Sounds like Humanis First! is going to feel that one, and Teodoro honestly doesn't mind if they do. He inclines his head, briefly, in acknowledgment, lets a smile tug at the corners of his mouth despite that there's a little less fluorescent red fervor in his own expression, doing so. He's been awhile without fluorescent red fervor. "Sounds like a solid plan to me.
"Uhm—" he raises a brief hand up on the side of his temple, a finger curled as if to scratch his scalp in labrador-puppish boy confusion, bit it's a weak semblence at best; he's just trying to remember. "Might work well to use aerosols. CS gas, smoke bombs, something like that.

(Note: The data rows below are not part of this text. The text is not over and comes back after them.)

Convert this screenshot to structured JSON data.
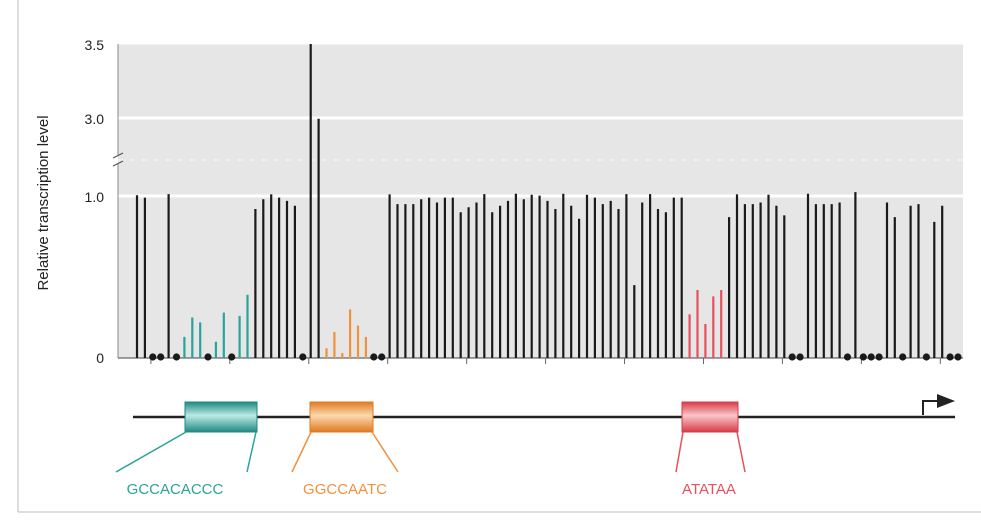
{
  "chart_data": {
    "type": "bar",
    "title": "",
    "xlabel": "",
    "ylabel": "Relative transcription level",
    "y_ticks": [
      "0",
      "1.0",
      "3.0",
      "3.5"
    ],
    "y_axis": "broken between 1.0 and 3.0",
    "grid": true,
    "zero_marker": "filled circle",
    "values": [
      1.02,
      0.99,
      0,
      0,
      1.05,
      0,
      0.13,
      0.25,
      0.22,
      0,
      0.1,
      0.28,
      0,
      0.26,
      0.39,
      0.92,
      0.98,
      1.04,
      0.99,
      0.97,
      0.94,
      0,
      3.5,
      2.98,
      0.06,
      0.16,
      0.03,
      0.3,
      0.2,
      0.13,
      0,
      0,
      1.04,
      0.95,
      0.95,
      0.95,
      0.98,
      0.99,
      0.96,
      0.99,
      0.99,
      0.9,
      0.93,
      0.96,
      1.05,
      0.9,
      0.94,
      0.97,
      1.06,
      0.98,
      1.03,
      1.01,
      0.97,
      0.92,
      1.06,
      0.94,
      0.86,
      1.03,
      0.99,
      0.95,
      0.97,
      0.92,
      1.05,
      0.45,
      0.96,
      1.05,
      0.92,
      0.9,
      0.99,
      0.99,
      0.27,
      0.42,
      0.21,
      0.38,
      0.42,
      0.87,
      1.04,
      0.95,
      0.95,
      0.96,
      1.03,
      0.94,
      0.88,
      0,
      0,
      1.06,
      0.95,
      0.95,
      0.95,
      0.96,
      0,
      1.1,
      0,
      0,
      0,
      0.96,
      0.87,
      0,
      0.94,
      0.95,
      0,
      0.84,
      0.94,
      0,
      0
    ],
    "groups": [
      {
        "name": "GCCACACCC",
        "color": "#2aa39a",
        "start": 6,
        "end": 14
      },
      {
        "name": "GGCCAATC",
        "color": "#f0913c",
        "start": 24,
        "end": 29
      },
      {
        "name": "ATATAA",
        "color": "#e8505b",
        "start": 70,
        "end": 74
      }
    ]
  },
  "diagram": {
    "elements": [
      {
        "label": "GCCACACCC",
        "color": "#2aa39a"
      },
      {
        "label": "GGCCAATC",
        "color": "#f0913c"
      },
      {
        "label": "ATATAA",
        "color": "#e8505b"
      }
    ],
    "transcription_start": "arrow"
  },
  "colors": {
    "bar": "#1a1a1a",
    "plot_background": "#e6e6e6",
    "gridline": "#ffffff"
  }
}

The Ferrymen have an aerokinetic who may be able to help directing the misdirection, and if Helena isn't negated, she'd be able to keep her immediate proximity clear enough." There's a beat's pause, an odd frown bridging his mouth, almost wry. "I want to ask you if you plan on joining Phoenix afterward, but you probably shouldn't tell me anyway."
"I'll keep that in mind," she replies about the bit of aerosols. Candace's eyes watching him while she stands there, before she answers in a deadpan again, "Well, I'll see where the wind blows me when it comes to that, but, I don't have any future plans at the moment." She's being pretty truthful, as until she gets out of where she is, all she sees in her future is death.
The alternative that awaits Teo, as far as he's concerned, is captivity. "Me neither." Arguably, the worse of the two alternatives. He nods his head, once, digs his chin down into the coarse fabric of his collar, lifts it again. His aquiline profile and the cut of his clothes show shabbily regal against the gutted square of the window behind him. "That should be about it. I should head out. You're in good hands, just so you know. Hel, too. They'll have your back; the burning bird, the cattle-rustlers. More idealism than someone like you would admit to, I take it, but there's a lot of steel in them." He scratches a step away, one callused hand half-lifted in salutation.
"Yeah," is all Candy responds, her eyes looking at Teo while she stands there. She waits until he leaves, and she can't see him anymore before she heads out and begins her walk towards where ever she is going to spend her down time.